[JURIST] The US Court of Appeals for the Federal Circuit [official website] on Friday upheld [opinion; PDF] as procedural three rules promulgated by the US Patent and Trademark Office (USPTO) [official website] that significantly alter the patent application process, overturning a fourth rule. The four rules, which would have retroactively limited the number of claims that can be included in a patent application and the number of times a continuation application can be filed for a given invention, were struck down [opinion, PDF; JURIST report] by the US District Court for Eastern District of Virginia [official website] in April on the grounds that they altered the substantive rights of the intellectual property applicants set forth under the US Patent Act [35 USC §§ 1-376 text]. The circuit court relied on the framework set forth by the US Supreme Court in Chevron USA v. Natural Resources Defense Council [opinion] to establish that deference is extended to the USPTO in its interpretation of the Patent Act for the purposes of determining procedural standards. The court then upheld Rules 17, 114, and 265, classifying the rules as procedural:
While we do not purport to set forth a definitive rule for distinguishing between substance and procedure in this case, we conclude that the Final Rules challenged in this case are procedural. In essence, they govern the timing of and materials that must be submitted with patent applications. The Final Rules may "alter the manner in which the parties present ... their viewpoints" to the USPTO, but they do not, on their face, "foreclose effective opportunity" to present patent applications for examination.The three affirmed rules were remanded in order to determine whether they are impermissibly vague. Rule 78, which the court ruled was also procedural, was struck down because it was found to be contrary to section 120 of the Patent Act.

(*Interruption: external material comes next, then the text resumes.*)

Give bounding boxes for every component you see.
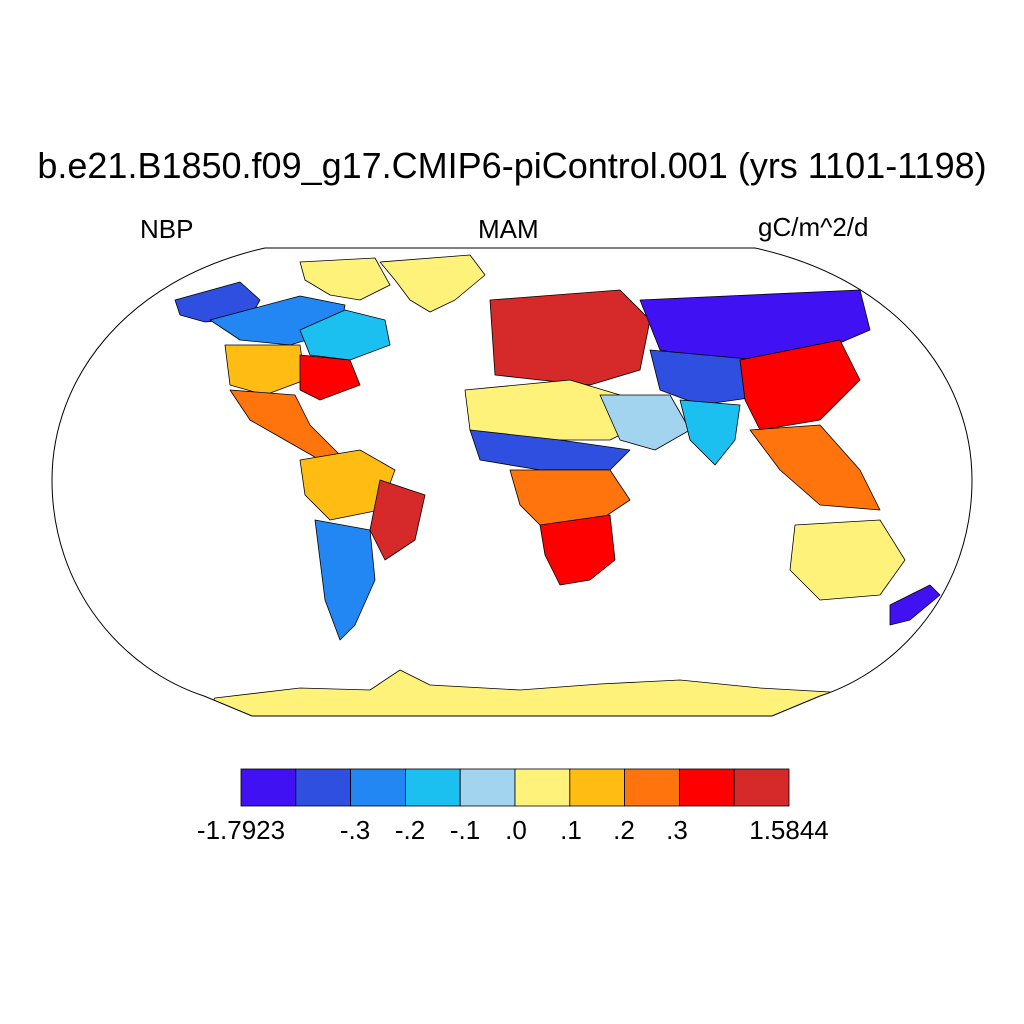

The district court preliminarily enjoined [order; PDF; JURIST report] the rules in October 2007, finding that the rules were substantive, rather than procedural, and thus beyond the scope of the USPTO's authority to promulgate. Since the preliminary injunction was issued, USPTO employees have continued to process and examine patent applications under the old rules and procedures. The lawsuit [complaint, PDF] challenging the new rules was brought by pharmaceutical company GlaxoSmithKline [corporate website], which has approximately 100 applications pending at the USPTO. Supporting the company was the American Intellectual Property Law Association (AIPLA) [advocacy website].